Once you have obtained this information, you can go out and buy earrings that are one size larger – keep in mind that when determining in terms of gauge, the smaller the gauge, the larger the opening is. So when you begin using larger earrings to stretch the piercing hole, you will be looking for the gauge number to decrease.
Before you begin the process of inserting the larger earring, make sure you wash your hands, and your earlobe, with warm water and a good quality antibacterial soap, to get rid of germs or harmful bacteria, and to make sure the area is completely clean.
Then, take out your current earring, and proceed to insert the larger gauge earring into your pierced ear. This may take some time, so do not rush yourself, and if you happen to feel pain at any part of the process, stop, and rest a bit before resuming the task at hand. If your ear is hurting, it’s hurting for a reason, so give it a bit of a rest – if you try to relentlessly force the earring through, you may cause your ear to bleed, or develop an infection.

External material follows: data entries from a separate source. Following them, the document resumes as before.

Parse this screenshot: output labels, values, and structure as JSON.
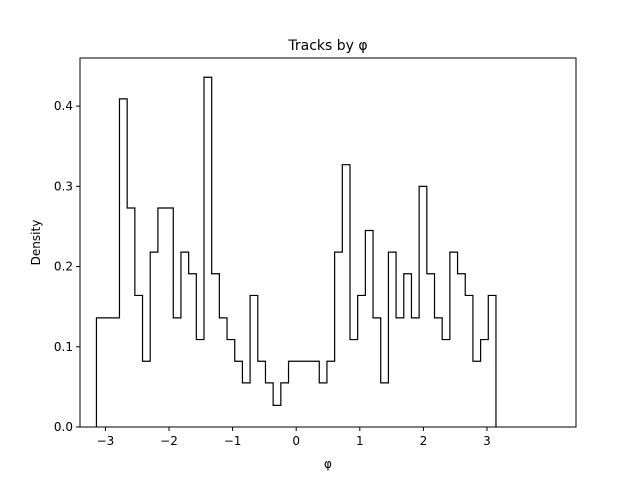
{
  "chart_data": {
    "type": "histogram",
    "title": "Tracks by φ",
    "xlabel": "φ",
    "ylabel": "Density",
    "xlim": [
      -3.4,
      4.4
    ],
    "ylim": [
      0,
      0.46
    ],
    "xticks": [
      -3,
      -2,
      -1,
      0,
      1,
      2,
      3
    ],
    "xtick_labels": [
      "−3",
      "−2",
      "−1",
      "0",
      "1",
      "2",
      "3"
    ],
    "yticks": [
      0.0,
      0.1,
      0.2,
      0.3,
      0.4
    ],
    "ytick_labels": [
      "0.0",
      "0.1",
      "0.2",
      "0.3",
      "0.4"
    ],
    "bin_range": [
      -3.14159,
      3.14159
    ],
    "values": [
      0.136,
      0.136,
      0.136,
      0.409,
      0.273,
      0.164,
      0.082,
      0.218,
      0.273,
      0.273,
      0.136,
      0.218,
      0.191,
      0.109,
      0.436,
      0.191,
      0.136,
      0.109,
      0.082,
      0.055,
      0.164,
      0.082,
      0.055,
      0.027,
      0.055,
      0.082,
      0.082,
      0.082,
      0.082,
      0.055,
      0.082,
      0.218,
      0.327,
      0.109,
      0.164,
      0.245,
      0.136,
      0.055,
      0.218,
      0.136,
      0.191,
      0.136,
      0.3,
      0.191,
      0.136,
      0.109,
      0.218,
      0.191,
      0.164,
      0.082,
      0.109,
      0.164
    ],
    "histtype": "step",
    "color": "#000000",
    "grid": false
  }
}
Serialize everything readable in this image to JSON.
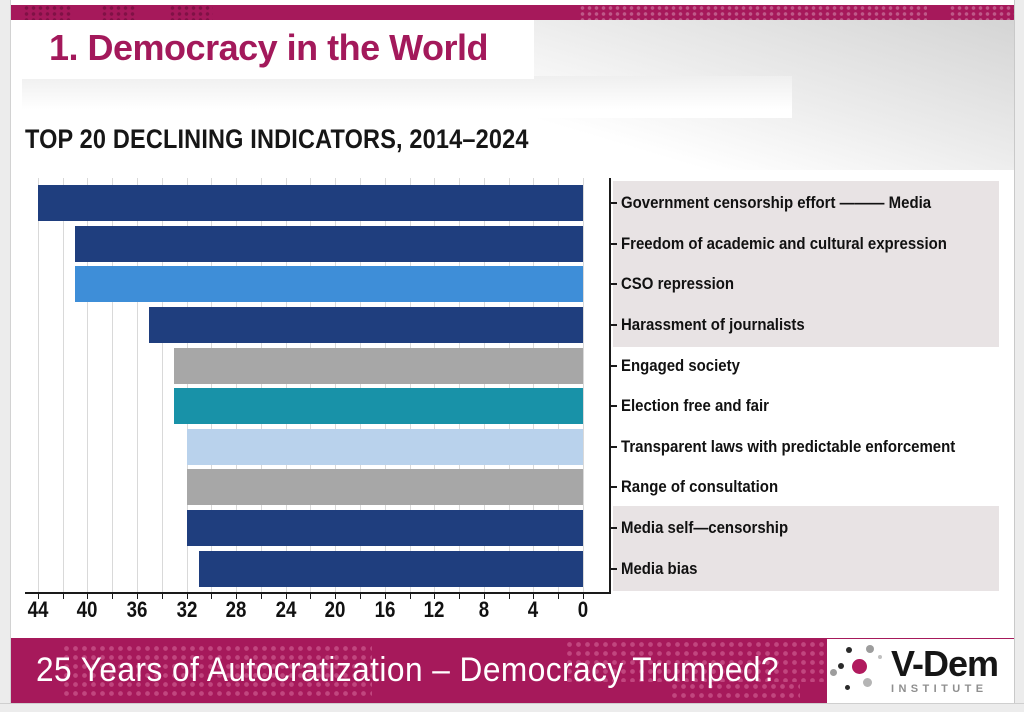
{
  "header": {
    "title": "1. Democracy in the World"
  },
  "chart_data": {
    "type": "bar",
    "orientation": "horizontal",
    "title": "TOP 20 DECLINING INDICATORS, 2014–2024",
    "xlabel": "",
    "ylabel": "",
    "legend": "none",
    "value_axis": {
      "min": 0,
      "max": 45,
      "reversed": true,
      "major_ticks": [
        44,
        40,
        36,
        32,
        28,
        24,
        20,
        16,
        12,
        8,
        4,
        0
      ],
      "minor_step": 2,
      "grid": true
    },
    "categories": [
      "Government censorship effort ——— Media",
      "Freedom of academic and cultural expression",
      "CSO repression",
      "Harassment of journalists",
      "Engaged society",
      "Election free and fair",
      "Transparent laws with predictable enforcement",
      "Range of consultation",
      "Media self—censorship",
      "Media bias"
    ],
    "values": [
      44,
      41,
      41,
      35,
      33,
      33,
      32,
      32,
      32,
      31
    ],
    "bar_colors": [
      "#1F3E7E",
      "#1F3E7E",
      "#3E8ED8",
      "#1F3E7E",
      "#A7A7A7",
      "#1892A8",
      "#B9D2EC",
      "#A7A7A7",
      "#1F3E7E",
      "#1F3E7E"
    ],
    "highlighted_rows": [
      0,
      1,
      2,
      3,
      8,
      9
    ],
    "highlight_color": "#E8E3E4"
  },
  "footer": {
    "text": "25 Years of Autocratization – Democracy Trumped?"
  },
  "logo": {
    "wordmark": "V-Dem",
    "subtitle": "INSTITUTE"
  },
  "colors": {
    "accent_magenta": "#A6195B",
    "title_magenta": "#A3195B",
    "axis_black": "#1A1A1A",
    "gridline": "#D9D9D9"
  }
}
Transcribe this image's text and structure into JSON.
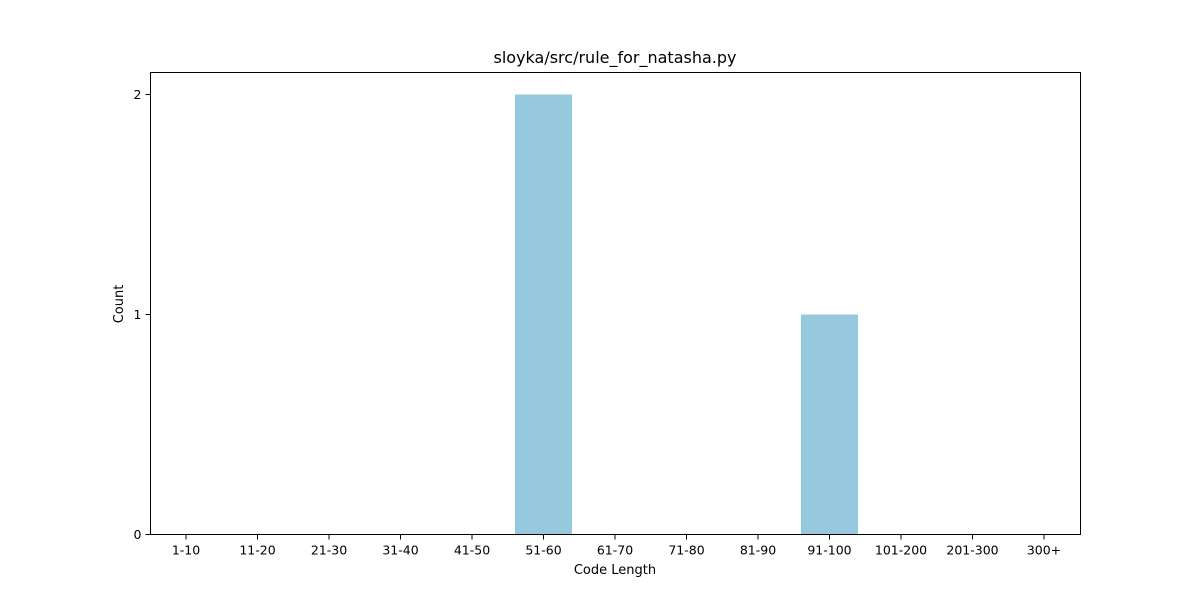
{
  "chart_data": {
    "type": "bar",
    "title": "sloyka/src/rule_for_natasha.py",
    "xlabel": "Code Length",
    "ylabel": "Count",
    "categories": [
      "1-10",
      "11-20",
      "21-30",
      "31-40",
      "41-50",
      "51-60",
      "61-70",
      "71-80",
      "81-90",
      "91-100",
      "101-200",
      "201-300",
      "300+"
    ],
    "values": [
      0,
      0,
      0,
      0,
      0,
      2,
      0,
      0,
      0,
      1,
      0,
      0,
      0
    ],
    "ylim": [
      0,
      2.1
    ],
    "yticks": [
      0,
      1,
      2
    ],
    "grid": false,
    "legend": "none",
    "bar_color": "#96c9dd"
  }
}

Once the larger earrings are in, you can wear them for as long as it takes for your ears to heal and become completely comfortable with the new size. You will also notice your piercing hole widening slightly. Select a time when your ears are completely normal and free of infection, and then insert a newer pair of earrings that are one size larger than your current size.
Keep increasing the size gradually, until your ears are as stretched as you want them to be. Once they have stretched out a good deal, and you are beginning to feel comfortable with them, you can switch to tapering rings, to speed up the stretching process.